La Argentina vivía la terrible crisis iniciada en octubre de 1929 en los Estados Unidos y extendida como una peste a todo el mundo. Los países centrales habían transferido los efectos de esta “depresión” a los países periféricos e iban a lograr que estos asumieran los costos de la misma. A su vez, los Estados de los países periféricos como el nuestro transferirían el grueso del costo de la crisis a los sectores populares, vía el aumento de impuestos y tarifas y la rebaja brutal de sueldos y jornales. Era una crisis perdurable que había afectado particularmente al campo. Los pequeños productores, que habían tomado préstamos hipotecarios para sembrar y pensaban pagarlos con el producto de las cosechas, pronto advirtieron que por la rebaja unilateral de precios impuesta por Estados Unidos y Gran Bretaña, para ganar lo mismo tenían que producir y vender el 40% más y absorber los costos que esto implicaba. La mayoría no pudo afrontar esta situación y sus campos fueron ejecutados por los bancos. Tuvieron que dejar las zonas rurales en busca de oportunidades económicas en las ciudades, pero no ya como propietarios sino como proletarios. Peor aún sería la situación de los peones de estos campos, familias enteras que comenzaron a migrar hacia las ciudades, expulsadas por el hambre. (…)

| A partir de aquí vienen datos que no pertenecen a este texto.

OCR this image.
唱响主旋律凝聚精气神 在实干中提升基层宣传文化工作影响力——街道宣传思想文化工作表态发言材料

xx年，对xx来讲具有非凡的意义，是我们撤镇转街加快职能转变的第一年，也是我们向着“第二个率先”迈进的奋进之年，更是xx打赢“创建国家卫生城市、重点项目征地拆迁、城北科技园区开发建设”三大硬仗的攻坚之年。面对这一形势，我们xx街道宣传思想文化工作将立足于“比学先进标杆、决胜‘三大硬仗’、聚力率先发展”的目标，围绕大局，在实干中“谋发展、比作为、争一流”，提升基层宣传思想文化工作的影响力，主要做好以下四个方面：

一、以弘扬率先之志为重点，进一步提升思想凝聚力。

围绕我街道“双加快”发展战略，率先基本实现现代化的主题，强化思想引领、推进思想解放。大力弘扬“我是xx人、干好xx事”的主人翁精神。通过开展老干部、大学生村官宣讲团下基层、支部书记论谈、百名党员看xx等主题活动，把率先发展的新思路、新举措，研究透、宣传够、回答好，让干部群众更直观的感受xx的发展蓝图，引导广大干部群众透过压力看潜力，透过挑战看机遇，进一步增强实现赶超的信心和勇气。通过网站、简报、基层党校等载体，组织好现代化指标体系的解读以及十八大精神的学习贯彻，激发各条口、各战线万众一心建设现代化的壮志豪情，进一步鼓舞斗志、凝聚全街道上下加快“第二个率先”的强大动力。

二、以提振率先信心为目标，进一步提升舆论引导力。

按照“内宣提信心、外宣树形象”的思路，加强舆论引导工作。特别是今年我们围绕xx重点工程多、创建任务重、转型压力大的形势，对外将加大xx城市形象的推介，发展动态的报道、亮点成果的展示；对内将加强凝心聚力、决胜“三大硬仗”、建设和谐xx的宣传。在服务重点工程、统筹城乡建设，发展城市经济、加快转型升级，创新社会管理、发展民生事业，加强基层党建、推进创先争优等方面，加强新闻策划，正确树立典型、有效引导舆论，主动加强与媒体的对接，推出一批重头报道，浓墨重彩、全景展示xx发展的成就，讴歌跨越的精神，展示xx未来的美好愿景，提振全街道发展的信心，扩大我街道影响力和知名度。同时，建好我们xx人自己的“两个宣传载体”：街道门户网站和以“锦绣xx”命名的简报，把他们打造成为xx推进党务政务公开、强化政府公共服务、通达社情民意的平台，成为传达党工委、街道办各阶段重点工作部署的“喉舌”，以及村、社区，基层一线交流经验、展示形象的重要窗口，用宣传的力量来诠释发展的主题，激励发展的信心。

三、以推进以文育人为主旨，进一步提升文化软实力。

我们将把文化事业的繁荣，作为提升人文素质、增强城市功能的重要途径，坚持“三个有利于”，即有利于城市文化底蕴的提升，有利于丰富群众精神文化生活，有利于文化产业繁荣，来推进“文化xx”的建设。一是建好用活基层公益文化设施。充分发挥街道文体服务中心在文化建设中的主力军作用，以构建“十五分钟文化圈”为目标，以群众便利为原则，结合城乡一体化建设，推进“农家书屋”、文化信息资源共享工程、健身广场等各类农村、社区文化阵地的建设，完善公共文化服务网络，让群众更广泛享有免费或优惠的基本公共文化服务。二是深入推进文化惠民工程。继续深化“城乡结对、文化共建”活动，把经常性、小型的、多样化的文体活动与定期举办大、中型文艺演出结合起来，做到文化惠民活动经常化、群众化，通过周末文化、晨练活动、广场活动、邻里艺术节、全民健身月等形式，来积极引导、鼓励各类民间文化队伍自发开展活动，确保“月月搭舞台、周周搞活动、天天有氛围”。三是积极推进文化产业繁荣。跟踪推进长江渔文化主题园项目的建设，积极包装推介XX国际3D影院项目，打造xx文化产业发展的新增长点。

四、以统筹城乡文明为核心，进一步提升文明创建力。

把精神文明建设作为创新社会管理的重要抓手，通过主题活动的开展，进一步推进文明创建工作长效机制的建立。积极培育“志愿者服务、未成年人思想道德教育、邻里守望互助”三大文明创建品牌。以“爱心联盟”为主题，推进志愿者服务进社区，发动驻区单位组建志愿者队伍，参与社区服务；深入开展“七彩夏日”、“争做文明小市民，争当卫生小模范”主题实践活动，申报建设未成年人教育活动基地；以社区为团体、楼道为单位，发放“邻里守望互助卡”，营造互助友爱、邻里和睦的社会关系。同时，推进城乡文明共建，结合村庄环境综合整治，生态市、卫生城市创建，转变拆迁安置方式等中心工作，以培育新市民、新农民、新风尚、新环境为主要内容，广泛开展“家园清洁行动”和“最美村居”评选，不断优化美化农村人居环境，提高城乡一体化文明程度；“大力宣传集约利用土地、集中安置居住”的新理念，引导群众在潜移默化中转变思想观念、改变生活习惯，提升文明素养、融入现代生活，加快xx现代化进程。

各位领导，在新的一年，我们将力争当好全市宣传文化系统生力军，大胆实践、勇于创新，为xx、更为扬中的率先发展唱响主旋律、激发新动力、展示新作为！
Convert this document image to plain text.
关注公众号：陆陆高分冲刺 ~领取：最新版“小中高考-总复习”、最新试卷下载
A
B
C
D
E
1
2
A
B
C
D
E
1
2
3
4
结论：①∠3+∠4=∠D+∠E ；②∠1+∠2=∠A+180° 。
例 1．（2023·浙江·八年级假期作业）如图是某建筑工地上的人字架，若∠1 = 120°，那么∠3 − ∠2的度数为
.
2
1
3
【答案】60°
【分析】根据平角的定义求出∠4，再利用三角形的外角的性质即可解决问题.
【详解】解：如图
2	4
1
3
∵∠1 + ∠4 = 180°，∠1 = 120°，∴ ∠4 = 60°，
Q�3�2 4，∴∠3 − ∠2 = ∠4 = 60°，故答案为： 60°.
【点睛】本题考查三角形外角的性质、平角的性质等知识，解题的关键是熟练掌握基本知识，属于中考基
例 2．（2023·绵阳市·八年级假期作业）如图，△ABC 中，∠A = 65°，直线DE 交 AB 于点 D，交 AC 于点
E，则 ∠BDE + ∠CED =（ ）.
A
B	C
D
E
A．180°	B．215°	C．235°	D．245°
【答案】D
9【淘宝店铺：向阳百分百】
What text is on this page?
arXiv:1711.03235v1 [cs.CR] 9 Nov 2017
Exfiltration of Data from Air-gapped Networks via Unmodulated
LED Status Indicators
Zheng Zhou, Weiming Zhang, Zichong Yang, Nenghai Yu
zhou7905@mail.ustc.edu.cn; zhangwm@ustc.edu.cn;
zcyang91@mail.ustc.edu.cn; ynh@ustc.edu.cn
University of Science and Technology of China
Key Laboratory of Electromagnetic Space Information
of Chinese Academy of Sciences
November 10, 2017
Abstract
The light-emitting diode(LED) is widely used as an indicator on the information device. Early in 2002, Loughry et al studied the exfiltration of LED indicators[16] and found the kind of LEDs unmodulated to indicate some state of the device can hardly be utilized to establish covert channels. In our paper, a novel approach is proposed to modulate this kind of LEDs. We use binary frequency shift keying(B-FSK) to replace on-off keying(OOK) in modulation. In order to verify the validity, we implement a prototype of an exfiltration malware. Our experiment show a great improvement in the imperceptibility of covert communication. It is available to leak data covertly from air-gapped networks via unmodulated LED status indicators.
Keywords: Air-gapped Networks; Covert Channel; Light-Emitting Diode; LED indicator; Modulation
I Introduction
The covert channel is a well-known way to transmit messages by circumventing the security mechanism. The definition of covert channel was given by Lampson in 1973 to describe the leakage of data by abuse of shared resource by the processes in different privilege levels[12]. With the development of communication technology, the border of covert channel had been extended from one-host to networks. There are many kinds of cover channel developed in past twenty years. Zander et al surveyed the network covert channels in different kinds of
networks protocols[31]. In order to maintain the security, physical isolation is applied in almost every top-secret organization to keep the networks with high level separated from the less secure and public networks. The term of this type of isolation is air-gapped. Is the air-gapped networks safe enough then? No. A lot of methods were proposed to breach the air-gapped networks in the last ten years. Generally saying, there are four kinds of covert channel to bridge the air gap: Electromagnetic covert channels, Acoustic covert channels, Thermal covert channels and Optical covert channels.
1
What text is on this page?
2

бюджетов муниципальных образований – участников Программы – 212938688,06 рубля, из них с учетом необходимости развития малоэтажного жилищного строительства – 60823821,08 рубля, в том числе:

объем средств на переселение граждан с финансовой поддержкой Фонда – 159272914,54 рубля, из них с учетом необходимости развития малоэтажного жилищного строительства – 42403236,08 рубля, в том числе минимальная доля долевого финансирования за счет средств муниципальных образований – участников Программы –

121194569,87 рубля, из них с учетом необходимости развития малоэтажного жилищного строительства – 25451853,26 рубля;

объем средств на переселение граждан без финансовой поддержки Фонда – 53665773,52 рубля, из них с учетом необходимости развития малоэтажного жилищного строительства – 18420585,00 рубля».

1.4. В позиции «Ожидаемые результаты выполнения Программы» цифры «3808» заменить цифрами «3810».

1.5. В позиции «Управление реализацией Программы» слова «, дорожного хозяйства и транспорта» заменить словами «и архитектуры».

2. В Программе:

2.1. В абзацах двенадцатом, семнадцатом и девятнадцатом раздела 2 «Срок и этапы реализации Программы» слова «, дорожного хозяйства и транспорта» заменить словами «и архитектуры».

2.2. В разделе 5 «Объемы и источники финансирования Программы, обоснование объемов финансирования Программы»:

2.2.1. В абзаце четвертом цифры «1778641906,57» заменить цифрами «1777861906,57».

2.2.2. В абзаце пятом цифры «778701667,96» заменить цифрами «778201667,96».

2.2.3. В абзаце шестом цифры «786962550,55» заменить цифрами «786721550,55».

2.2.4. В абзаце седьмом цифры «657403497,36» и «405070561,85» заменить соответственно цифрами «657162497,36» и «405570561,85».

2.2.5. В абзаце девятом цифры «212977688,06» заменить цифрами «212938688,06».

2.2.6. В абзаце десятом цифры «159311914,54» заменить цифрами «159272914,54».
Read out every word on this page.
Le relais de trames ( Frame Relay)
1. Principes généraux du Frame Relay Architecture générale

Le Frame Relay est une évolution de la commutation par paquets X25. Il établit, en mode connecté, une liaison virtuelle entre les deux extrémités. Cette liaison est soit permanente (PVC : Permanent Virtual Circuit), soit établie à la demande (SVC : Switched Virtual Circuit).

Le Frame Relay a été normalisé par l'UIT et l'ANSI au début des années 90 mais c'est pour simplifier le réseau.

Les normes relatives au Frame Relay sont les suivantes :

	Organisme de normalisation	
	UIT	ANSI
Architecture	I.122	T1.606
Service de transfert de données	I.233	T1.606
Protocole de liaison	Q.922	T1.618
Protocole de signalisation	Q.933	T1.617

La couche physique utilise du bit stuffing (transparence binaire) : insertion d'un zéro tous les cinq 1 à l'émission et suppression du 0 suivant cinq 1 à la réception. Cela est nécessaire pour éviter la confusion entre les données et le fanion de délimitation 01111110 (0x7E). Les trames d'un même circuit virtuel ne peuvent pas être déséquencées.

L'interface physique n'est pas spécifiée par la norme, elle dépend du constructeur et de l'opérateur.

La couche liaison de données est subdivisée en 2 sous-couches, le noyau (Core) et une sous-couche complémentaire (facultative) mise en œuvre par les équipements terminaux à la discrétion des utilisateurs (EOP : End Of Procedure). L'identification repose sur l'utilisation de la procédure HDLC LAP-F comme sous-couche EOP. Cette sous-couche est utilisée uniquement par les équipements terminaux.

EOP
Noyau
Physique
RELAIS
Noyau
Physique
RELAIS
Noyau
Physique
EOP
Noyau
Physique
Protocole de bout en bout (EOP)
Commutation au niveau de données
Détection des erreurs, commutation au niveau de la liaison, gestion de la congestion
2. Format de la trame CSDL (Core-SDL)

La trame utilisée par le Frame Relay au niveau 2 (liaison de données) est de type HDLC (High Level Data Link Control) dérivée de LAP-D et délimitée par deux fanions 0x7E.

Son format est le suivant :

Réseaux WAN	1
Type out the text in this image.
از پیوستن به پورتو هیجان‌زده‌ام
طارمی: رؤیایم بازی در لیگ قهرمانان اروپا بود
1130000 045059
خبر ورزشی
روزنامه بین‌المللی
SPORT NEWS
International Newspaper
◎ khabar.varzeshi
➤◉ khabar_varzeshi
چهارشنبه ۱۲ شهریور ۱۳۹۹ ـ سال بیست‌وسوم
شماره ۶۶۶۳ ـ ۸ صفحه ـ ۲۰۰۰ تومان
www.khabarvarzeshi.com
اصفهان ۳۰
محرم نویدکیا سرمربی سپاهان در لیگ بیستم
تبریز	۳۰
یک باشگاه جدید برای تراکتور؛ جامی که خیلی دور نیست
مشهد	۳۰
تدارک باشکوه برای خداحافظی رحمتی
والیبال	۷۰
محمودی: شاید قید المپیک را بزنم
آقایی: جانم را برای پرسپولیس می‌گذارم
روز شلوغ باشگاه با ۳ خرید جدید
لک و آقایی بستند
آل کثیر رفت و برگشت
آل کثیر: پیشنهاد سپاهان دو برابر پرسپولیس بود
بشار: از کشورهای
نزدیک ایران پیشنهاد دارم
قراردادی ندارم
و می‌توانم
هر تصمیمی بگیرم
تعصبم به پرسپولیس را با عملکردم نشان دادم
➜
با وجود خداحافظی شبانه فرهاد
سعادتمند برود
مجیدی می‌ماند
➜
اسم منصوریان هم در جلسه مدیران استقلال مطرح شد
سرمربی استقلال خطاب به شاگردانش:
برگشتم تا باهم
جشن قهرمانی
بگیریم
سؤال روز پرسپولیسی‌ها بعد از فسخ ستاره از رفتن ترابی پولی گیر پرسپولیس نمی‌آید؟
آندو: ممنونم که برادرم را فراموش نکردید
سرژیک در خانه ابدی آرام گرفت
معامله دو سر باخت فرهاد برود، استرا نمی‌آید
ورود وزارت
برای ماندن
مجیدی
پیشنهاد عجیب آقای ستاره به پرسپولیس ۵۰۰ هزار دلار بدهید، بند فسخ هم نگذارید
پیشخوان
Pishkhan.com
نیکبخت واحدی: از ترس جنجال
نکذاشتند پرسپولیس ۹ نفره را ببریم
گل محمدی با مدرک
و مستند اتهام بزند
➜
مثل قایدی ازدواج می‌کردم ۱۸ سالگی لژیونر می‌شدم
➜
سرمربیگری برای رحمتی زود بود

A los Ibarguren-Duarte no les alcanzaba para mudarse a la gran ciudad y con gran esfuerzo lograron, a comienzos de 1930, asentarse en Junín en busca de una vida mejor.

Junín ya era una ciudad importante de la provincia de Buenos Aires con dos líneas de trenes: el Ferrocarril Buenos Aires al Pacífico y el Central Argentino, y un inmenso taller ferroviario que daba trabajo a miles de obreros.

La vida de los Ibarguren-Duarte siguió marcada por las privaciones. Juana “cosía para afuera”, como se decía por entonces, en su nueva casa de la calle Winter 90, y recibía la ayuda de Blanca, que ya ejercía como maestra. Elisa había logrado el traslado a la oficina de Correos de Junín y Juancito trabajaba de mandadero en una farmacia. Las más chicas, Chicha (Erminda) de catorce y Cholita de once, estudiaban. En la única escuela de General Viamonte habían realizado sus primeros años escolares.

El pase de Evita a la Escuela N° 1 “Catalina Larralt de Estrugamou”, de Junín, le permitió completar su tercer grado. No era una buena alumna y sus boletines dejan ver muchas inasistencias. Sus compañeras destacan que por entonces era callada y tímida. Una de sus maestras recordaba: “Tuve por alumna a Eva Perón, que por aquel entonces se llamaba Eva Ibarguren. Pero no me acuerdo bien de ella. Era una chica común, una alumna más. No se destacaba por nada especial. Repitió segundo grado. Era buena en labores y canto, pero era muy faltadora”.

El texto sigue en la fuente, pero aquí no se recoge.